The new Matrix movie: Actually interesting!

I watched the new Matrix movie last night and it completely changed how I felt about the entire franchise: I used to think it was somewhere between boring and annoying, but the new film reframes the originals in a way that highlights an interesting, original philosophical claim.

I started teaching philosophy to undergraduates around the turn of the millennium. Back then it seemed like everyone was using the first Matrix film to teach Descartes’ Meditations or some other version of the “are we living in a simulation created by some malevolent overlord?” question that philosophers seem to love. Both philosophy profs and the general public interpreted the films as an iteration of this longstanding theme in Western philosophy. 

As evergreen as this question may be among philosophers, it’s completely uninteresting and unhelpful. Only white cis nondisabled men need to speculate about whether or not they’re being deceived by a(n invented) malevolent overlord into misperceiving a fake or simulated reality as actual reality. For the rest of us, it’s not uncommon for us to have our very real experiences of oppression or discrimination dismissed as we are accused of seeing things that aren’t there, being too sensitive, and so on. In other words, oppressed people are frequently gaslighted by privileged people and powerful institutions, as they tell us the world as we experience it, full of sexism, misogyny, racism, anti-Blackness, settler colonialism, ableism, capitalism, and the like, isn’t really real. For people who have to regularly struggle to get powerful elites to accept the reality of our own experiences, it’s…not fun to speculate about whether or not a powerful ruler is deceiving us into misperceiving reality.
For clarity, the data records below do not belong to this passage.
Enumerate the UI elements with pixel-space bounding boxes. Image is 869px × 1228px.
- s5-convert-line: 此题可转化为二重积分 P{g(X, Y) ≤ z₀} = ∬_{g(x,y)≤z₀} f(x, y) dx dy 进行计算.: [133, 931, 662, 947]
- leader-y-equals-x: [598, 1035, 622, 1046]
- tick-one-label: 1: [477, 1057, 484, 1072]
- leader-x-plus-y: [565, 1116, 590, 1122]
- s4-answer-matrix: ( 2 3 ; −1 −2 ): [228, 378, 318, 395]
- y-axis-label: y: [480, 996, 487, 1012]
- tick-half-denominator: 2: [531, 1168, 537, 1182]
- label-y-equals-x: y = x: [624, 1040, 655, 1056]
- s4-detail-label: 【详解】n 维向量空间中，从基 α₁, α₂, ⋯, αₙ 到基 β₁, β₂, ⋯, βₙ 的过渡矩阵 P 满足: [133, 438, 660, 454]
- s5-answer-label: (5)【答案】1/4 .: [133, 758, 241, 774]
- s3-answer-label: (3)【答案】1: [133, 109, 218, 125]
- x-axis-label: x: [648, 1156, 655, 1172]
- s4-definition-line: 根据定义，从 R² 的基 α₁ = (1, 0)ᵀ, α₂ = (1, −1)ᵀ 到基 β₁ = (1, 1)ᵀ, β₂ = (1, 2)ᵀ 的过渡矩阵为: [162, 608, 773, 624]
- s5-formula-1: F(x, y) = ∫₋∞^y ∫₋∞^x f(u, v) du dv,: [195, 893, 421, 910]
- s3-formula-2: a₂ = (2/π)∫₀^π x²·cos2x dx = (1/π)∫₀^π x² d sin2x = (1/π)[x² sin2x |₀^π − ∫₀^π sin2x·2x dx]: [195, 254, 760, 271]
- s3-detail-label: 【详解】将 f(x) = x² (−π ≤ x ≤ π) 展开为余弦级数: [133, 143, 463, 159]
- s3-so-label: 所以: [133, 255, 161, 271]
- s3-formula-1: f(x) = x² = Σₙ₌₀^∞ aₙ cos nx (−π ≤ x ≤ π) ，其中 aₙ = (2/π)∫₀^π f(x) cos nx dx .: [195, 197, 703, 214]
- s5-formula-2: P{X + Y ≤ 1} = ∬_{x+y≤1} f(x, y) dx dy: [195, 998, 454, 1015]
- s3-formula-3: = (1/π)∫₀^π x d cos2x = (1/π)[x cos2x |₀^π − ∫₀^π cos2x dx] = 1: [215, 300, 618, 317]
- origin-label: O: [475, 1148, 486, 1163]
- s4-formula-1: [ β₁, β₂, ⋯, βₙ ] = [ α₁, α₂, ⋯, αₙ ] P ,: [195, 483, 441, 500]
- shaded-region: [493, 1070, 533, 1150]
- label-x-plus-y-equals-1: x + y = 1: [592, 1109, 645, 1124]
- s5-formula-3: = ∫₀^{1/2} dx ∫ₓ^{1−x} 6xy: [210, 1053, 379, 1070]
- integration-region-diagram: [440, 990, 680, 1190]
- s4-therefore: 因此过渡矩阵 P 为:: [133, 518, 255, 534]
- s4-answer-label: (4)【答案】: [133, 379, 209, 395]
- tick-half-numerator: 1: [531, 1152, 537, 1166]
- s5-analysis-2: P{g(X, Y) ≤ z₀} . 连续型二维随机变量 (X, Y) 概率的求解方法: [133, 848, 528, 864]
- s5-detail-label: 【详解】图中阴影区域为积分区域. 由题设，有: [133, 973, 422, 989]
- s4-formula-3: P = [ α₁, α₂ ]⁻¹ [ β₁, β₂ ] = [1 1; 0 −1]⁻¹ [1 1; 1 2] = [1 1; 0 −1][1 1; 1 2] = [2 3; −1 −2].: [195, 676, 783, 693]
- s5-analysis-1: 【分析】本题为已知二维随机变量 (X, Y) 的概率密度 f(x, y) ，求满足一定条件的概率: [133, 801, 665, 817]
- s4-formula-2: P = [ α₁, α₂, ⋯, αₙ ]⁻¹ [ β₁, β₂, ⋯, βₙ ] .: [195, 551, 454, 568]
The people in power over us already live in a reality significantly different from ours, and for this reason they don’t accept the reality of our experiences. When you have to fight for the credibility and reality of your own experiences, it’s pretty evident that the people misperceiving reality are those in positions of power and privilege, and this apparently ontological question about what is real is actually a political question about whose experiences count as ‘reality.’

That’s what Charles Mills gets at in his concept of an epistemology of ignorance. As he explains in his 1997 book The Racial Contract, “part of what it requires to achieve Whiteness…is a cognitive model that precludes self-transparency and genuine understanding of social realities. To a significant extent, then, white signatories [to the racial contract] live in an invented delusional world, a racial fantasyland, a ‘consensual hallucination,’ to quote William Gibson’s famous characterization of cyberspace” (18). According to Mills, white people take their experience of white supremacy and the privileges it accords white people as the universal baseline for human experience–they misperceive a political status as a universal ontological reality. For example, the view that everyone really is formally equal before the law is a white epistemology of ignorance because it takes white people’s un-criminalization as the baseline norm for all human experience and ignores the fact that Black and brown people are routinely criminalized. In order for a fundamentally unjust reality to appear just and equal, people in power have to misperceive that reality as something it’s not. The issue here is ultimately a political one, because the ontological question about what is real depends upon an underlying political question about power, status, and privilege.

The “woah, are we living in a simulation?” question is boring and uninteresting (I’m being generous here! It’s also violent and oppressive) because it elides the political question in favor of the more vanilla ontological one and reproduces the same dynamic Mills identifies in the quote above. 

The thing I like about the new Matrix movie is that it mocks the standard ontology-focused interpretation of the original trilogy and clarifies that those films were actually posing the question in political, not ontological, terms. For example, Jonah Hill’s character has a not very flattering scene in the cafe with Neo/Thomas where he rehearses those interpretations for the audience that clearly shows what Lana Wachowski thinks of those takes. Also, the red-pill-as-estrogen/this is a trans narrative came through much, MUCH more clearly this time, both because of things Wachowski did in the film and because that interpretive context is way more readily available to the audience. So, The Matrix films aren’t doing a Descartes, they’re doing a Mills–they’re asking a fundamentally political question about whose reality counts. It will be interesting to see whether philosophers take up this new interpretation, especially given Mills’s influence in the profession.